This project – called Geometry Handling and Integration (GHandI) – brings together organisations from the UK aerodynamics community that are leading the exploration and optimisation of new airframe shapes, and represents a 5-million-pound investment shared between the UK’s Technology Strategy Board innovation agency and industry.
Missile system developer and manufacturer MBDA is leading the effort, which in addition to Airbus, includes Rolls-Royce and BAE Systems, aerodynamic modelling and technology providers (Transcendata, Altran UK Ltd, ARA and Cambridge Flow Solutions) , along with teams from five universities (Queens University Belfast and the Universities of Bristol, Cambridge, Southampton and Strathclyde).
In addition to developing improved modelling techniques, the project will facilitate knowledge-sharing and give individuals and teams opportunities to work together on research and development, as well.
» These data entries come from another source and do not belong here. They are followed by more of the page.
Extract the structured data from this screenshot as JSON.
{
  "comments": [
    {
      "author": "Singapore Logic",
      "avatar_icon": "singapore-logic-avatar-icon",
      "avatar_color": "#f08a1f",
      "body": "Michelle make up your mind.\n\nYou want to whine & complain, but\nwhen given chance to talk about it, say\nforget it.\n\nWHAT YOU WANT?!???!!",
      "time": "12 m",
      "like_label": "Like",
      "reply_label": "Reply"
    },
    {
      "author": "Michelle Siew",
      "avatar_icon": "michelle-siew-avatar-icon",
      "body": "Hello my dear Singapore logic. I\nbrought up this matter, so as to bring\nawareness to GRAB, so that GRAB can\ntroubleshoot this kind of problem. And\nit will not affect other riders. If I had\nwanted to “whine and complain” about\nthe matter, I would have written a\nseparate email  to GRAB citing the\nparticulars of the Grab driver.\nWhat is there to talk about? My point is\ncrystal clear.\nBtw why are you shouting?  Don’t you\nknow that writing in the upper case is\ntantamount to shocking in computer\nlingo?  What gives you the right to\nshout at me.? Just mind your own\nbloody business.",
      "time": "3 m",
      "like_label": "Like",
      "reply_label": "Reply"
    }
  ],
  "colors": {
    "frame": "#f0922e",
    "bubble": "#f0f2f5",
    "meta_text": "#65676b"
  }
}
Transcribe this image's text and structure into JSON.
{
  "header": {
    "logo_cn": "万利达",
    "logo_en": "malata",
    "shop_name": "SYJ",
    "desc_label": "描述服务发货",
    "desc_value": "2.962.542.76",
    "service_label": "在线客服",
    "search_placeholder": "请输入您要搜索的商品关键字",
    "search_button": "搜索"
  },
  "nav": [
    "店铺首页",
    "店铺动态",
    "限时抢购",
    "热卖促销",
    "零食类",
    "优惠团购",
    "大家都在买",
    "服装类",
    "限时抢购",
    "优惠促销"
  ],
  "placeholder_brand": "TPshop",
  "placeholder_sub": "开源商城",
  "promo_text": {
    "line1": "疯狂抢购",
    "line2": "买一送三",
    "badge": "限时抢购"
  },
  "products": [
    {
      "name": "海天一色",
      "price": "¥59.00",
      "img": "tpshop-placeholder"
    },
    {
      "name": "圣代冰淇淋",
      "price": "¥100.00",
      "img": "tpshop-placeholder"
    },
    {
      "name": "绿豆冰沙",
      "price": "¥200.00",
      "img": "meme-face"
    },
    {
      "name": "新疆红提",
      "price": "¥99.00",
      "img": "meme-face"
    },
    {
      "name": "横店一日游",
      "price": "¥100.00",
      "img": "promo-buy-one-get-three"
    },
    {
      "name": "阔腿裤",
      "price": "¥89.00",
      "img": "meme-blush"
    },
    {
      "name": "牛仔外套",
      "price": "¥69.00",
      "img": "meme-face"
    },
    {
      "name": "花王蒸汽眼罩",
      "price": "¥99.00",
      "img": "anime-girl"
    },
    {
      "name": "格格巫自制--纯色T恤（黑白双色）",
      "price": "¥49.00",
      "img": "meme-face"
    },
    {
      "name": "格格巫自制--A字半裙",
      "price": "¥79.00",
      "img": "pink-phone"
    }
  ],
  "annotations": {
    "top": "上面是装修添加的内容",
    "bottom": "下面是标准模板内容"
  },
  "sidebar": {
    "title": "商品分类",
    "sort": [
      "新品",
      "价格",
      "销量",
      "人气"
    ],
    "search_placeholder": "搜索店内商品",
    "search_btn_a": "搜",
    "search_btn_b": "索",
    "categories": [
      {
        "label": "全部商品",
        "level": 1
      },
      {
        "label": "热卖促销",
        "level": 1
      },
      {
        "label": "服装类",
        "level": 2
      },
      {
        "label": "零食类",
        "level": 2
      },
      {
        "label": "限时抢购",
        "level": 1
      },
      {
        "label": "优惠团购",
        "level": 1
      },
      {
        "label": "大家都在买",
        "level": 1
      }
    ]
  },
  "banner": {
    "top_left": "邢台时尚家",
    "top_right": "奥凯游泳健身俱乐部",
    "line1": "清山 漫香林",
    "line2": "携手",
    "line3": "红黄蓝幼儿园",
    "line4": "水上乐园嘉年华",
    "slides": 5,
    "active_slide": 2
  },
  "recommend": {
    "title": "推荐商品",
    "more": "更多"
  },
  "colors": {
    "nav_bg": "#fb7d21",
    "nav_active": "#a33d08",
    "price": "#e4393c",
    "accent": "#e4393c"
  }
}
“Improving aerodynamic modelling techniques is becoming increasingly important as we move forward,” said Airbus Head of Business Development Colin Sirett. “Design is becoming more complex and sophisticated as we endeavour to combine quality and performance with efficiency and sustainability.”
“By forging partnerships with the wider aerodynamics community and working with experts in industry and academia, we will be able to develop as a team and share techniques that will benefit the wider UK aerospace industry,” he added.